Les avantages des systèmes de guidage sont multiples. Principalement, ils permettent d’augmenter l’efficacité globale des opérations culturales en réduisant notamment le chevauchement des applications d’intrants (semences, fertilisants, pesticides, etc.). Cela se traduit par des économies de carburant, de temps et d’intrants, ce qui entraine une réduction des coûts associés, ainsi qu’une diminution de la fatigue de l’opérateur. Par exemple, une étude américaine rapporte des économies de temps et de carburant d’environ 6 % pour les agriculteurs utilisant des systèmes d’assistance à la conduite et d’environ 11 % pour les systèmes d’autoguidage (Bora, Nowatzki, et Roberts, 2012). De même, la diminution de la consommation de carburant et d’engrais contribue à réduire les émissions de GES. Par exemple, l’étude de Tremblay et al. (2013) rapporte une diminution de la consommation de carburant, et donc d’émissions GES, variant de 8 à 14 % pour les opérations de semis et de travail du sol.
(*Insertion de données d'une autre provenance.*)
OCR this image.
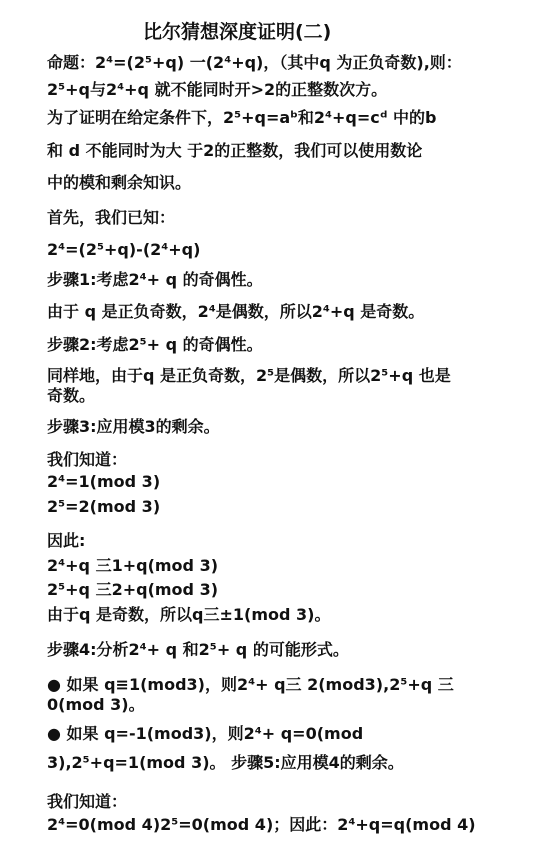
比尔猜想深度证明(二)
命题：2⁴=(2⁵+q) 一(2⁴+q)，（其中q 为正负奇数),则：
2⁵+q与2⁴+q 就不能同时开>2的正整数次方。
为了证明在给定条件下，2⁵+q=aᵇ和2⁴+q=cᵈ 中的b
和 d 不能同时为大 于2的正整数，我们可以使用数论
中的模和剩余知识。
首先，我们已知：
2⁴=(2⁵+q)-(2⁴+q)
步骤1:考虑2⁴+ q 的奇偶性。
由于 q 是正负奇数，2⁴是偶数，所以2⁴+q 是奇数。
步骤2:考虑2⁵+ q 的奇偶性。
同样地，由于q 是正负奇数，2⁵是偶数，所以2⁵+q 也是
奇数。
步骤3:应用模3的剩余。
我们知道：
2⁴=1(mod 3)
2⁵=2(mod 3)
因此:
2⁴+q 三1+q(mod 3)
2⁵+q 三2+q(mod 3)
由于q 是奇数，所以q三±1(mod 3)。
步骤4:分析2⁴+ q 和2⁵+ q 的可能形式。
● 如果 q≡1(mod3)，则2⁴+ q三 2(mod3),2⁵+q 三
0(mod 3)。
● 如果 q=-1(mod3)，则2⁴+ q=0(mod
3),2⁵+q=1(mod 3)。 步骤5:应用模4的剩余。
我们知道：
2⁴=0(mod 4)2⁵=0(mod 4)；因此：2⁴+q=q(mod 4)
Enfin, la plus grande précision des passages de la machinerie dans les voies de circulation permet de minimiser la compaction du sol (voir section 4.1.3). Cela constitue le principal avantage des systèmes de guidage par GPS en ce qui concerne l’adaptation aux CC des pratiques agricoles. (Tremblay et al., 2013; Soto et al., 2019) Afin de maximiser les avantages des technologies de guidage, les agriculteurs peuvent prendre la voie de l’agriculture à circulation contrôlée.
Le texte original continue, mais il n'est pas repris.